Tras las revelaciones de desmanes gubernamentales asoma de modo insoslayable la lucha por el poder, como demostró entre nosotros el politólogo Fernando Jiménez. Nadie puede evitar que sus rivales hagan públicos y utilicen contra él sus manejos ilegales. Incluso en entornos dictatoriales, los ocasionales casos de corrupción revelan pugnas entre facciones enemigas, como ocurrió bajo el franquismo con el de MATESA, que enfrentó a falangistas y tecnócratas; o en la revolución cultural china con las campañas violentas de los jóvenes guardias rojos que atizaba el propio Mao Zedong contra los responsables locales comunistas, sometidos a escarnio callejero. Los escándalos se erigen, pues, en armas de grueso calibre que los partidos emplean sin rubor, todavía más en una campaña electoral como la que nos vuelve a ocupar estos días, el célebre “y tú más” que, se quiera o no, es consustancial a la competencia política.
Por último, los escándalos constituyen oportunidades para la reforma. La corrupción, se ha dicho muchas veces, no afecta a todos los organismos del Estado en la misma medida, sino que está vinculada a algunos ámbitos concretos. Como las recalificaciones urbanísticas, las actividades sin control de empresas politizadas y las adjudicaciones de obras y servicios públicos, ligadas sobre todo a la financiación de los partidos y a los niveles administrativos municipal y autonómico. No abundan en España, que se sepa, funcionarios en venta o mordidas para agilizar un expediente o evitar una multa; sino más bien servidores públicos dispuestos a cumplir con sus obligaciones a poco que se les proporcionen recursos suficientes y no se haga depender su trabajo de la arbitrariedad política. Localizados los focos de inmoralidad, procede no acumular medidas sin ton ni son, sino diseñar mejores marcos institucionales que, como advierte el economista Carlos Sebastián, impidan el reinado del clientelismo y la consiguiente ineficacia crónica.

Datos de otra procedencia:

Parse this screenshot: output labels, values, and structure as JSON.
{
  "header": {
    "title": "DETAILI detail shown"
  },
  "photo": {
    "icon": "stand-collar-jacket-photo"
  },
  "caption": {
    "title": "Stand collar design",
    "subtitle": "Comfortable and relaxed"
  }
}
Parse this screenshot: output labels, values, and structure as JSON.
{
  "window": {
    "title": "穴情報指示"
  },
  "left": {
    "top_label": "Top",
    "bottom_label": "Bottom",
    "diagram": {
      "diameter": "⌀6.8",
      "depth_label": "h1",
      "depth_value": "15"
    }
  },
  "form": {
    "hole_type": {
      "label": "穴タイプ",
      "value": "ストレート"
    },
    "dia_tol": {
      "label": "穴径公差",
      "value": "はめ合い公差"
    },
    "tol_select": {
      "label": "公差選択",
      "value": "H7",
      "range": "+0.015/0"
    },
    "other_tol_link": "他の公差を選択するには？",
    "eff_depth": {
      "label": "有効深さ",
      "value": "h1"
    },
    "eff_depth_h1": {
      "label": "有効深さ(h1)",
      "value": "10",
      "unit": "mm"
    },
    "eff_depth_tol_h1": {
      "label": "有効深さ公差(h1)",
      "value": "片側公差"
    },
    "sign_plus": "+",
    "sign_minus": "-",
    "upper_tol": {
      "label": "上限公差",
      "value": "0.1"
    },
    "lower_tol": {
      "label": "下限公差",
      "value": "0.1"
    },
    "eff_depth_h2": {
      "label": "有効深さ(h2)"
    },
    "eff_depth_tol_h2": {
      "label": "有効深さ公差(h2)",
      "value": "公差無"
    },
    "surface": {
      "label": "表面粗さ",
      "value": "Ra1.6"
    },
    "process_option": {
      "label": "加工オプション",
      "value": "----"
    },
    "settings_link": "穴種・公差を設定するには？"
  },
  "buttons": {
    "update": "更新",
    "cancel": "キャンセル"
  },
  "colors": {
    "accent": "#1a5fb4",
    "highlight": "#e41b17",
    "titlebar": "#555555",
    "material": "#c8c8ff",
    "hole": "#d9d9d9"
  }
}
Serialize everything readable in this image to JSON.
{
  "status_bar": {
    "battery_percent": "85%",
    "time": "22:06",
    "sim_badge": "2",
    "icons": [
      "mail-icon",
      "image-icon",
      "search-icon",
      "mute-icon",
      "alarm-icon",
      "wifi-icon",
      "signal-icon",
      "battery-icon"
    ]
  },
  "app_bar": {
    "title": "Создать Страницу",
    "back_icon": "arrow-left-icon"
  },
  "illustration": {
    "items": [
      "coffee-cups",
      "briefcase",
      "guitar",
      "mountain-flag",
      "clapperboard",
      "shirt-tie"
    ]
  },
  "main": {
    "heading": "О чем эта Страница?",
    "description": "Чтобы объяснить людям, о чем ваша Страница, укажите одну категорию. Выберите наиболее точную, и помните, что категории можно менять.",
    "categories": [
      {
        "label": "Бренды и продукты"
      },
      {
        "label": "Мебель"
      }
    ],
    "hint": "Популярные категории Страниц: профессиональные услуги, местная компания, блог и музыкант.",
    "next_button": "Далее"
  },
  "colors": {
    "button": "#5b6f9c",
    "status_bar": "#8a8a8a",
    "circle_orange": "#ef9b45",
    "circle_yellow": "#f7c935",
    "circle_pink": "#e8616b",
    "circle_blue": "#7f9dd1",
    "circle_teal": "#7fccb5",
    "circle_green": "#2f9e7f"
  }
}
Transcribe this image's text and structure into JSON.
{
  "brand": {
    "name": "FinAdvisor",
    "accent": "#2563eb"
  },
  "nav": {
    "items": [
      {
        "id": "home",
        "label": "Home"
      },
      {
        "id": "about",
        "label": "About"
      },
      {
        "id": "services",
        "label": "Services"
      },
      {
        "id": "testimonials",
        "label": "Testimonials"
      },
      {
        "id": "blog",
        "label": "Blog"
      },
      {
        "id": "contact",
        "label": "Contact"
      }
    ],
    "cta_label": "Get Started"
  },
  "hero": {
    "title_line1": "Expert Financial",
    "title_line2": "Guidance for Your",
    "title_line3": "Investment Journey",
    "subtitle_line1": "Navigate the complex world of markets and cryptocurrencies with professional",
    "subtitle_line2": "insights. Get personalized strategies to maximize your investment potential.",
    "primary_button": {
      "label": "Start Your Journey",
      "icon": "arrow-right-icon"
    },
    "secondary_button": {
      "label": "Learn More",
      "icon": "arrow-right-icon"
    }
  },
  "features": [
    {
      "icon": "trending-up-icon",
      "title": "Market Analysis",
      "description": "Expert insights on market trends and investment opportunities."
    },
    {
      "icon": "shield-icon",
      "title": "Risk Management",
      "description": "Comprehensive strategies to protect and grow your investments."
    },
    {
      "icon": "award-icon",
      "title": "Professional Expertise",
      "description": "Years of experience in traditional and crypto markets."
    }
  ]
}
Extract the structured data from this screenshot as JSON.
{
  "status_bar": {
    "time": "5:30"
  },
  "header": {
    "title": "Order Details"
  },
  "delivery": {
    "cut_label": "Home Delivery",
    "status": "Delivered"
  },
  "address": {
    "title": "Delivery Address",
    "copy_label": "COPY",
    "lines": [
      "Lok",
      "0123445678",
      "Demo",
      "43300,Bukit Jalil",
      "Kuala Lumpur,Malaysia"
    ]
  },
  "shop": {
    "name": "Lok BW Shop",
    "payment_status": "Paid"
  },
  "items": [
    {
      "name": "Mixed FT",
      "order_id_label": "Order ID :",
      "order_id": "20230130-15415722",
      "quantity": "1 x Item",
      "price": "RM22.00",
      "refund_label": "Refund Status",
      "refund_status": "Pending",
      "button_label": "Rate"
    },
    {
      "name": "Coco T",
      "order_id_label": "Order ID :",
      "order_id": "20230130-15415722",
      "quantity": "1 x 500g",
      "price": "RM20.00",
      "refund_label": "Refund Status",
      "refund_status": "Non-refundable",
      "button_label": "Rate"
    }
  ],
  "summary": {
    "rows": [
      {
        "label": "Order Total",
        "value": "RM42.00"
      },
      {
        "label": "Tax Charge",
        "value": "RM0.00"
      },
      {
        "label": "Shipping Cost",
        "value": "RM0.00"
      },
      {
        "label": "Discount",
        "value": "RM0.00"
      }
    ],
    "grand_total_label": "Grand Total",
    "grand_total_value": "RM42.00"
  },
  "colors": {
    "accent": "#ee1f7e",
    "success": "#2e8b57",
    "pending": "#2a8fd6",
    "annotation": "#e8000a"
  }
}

Para que esta salida resulte verosímil, quizá la clave fundamental resida en la rendición de cuentas de los gobernantes ante los ciudadanos. Que el ruido no desanime la constante exigencia de responsabilidades, no sólo judiciales, sino también políticas, de modo que a ningún partido le compense mantener estrategias, cargos y candidatos sospechosos. A estos efectos, no parece una buena señal que encabece las encuestas una formación minada por toda clase de corrupciones, empeñada en hacernos creer que su tesorero se enriquecía por su cuenta y alérgica al retiro de sus dirigentes. O que siga en activo la expresidenta de Madrid que amparó una de las redes corruptas más extendidas y descaradas que se han conocido. Sin embargo, hay margen para la esperanza, pues las turbulencias de los últimos años han hecho a los españoles mucho más intolerantes ante la corrupción, que hoy por hoy consideran uno de sus problemas más graves. Llevados al extremo, los escándalos pueden barrer elementos imprescindibles para la convivencia, como la libertad o la división de poderes; pero, combinados con una ciudadanía consciente de sus derechos, también tienen efectos benéficos para el sistema democrático. En estas condiciones, no hay nada como un buen escándalo.
Javier Moreno Luzón es catedrático de Historia en la Universidad Complutense de Madrid.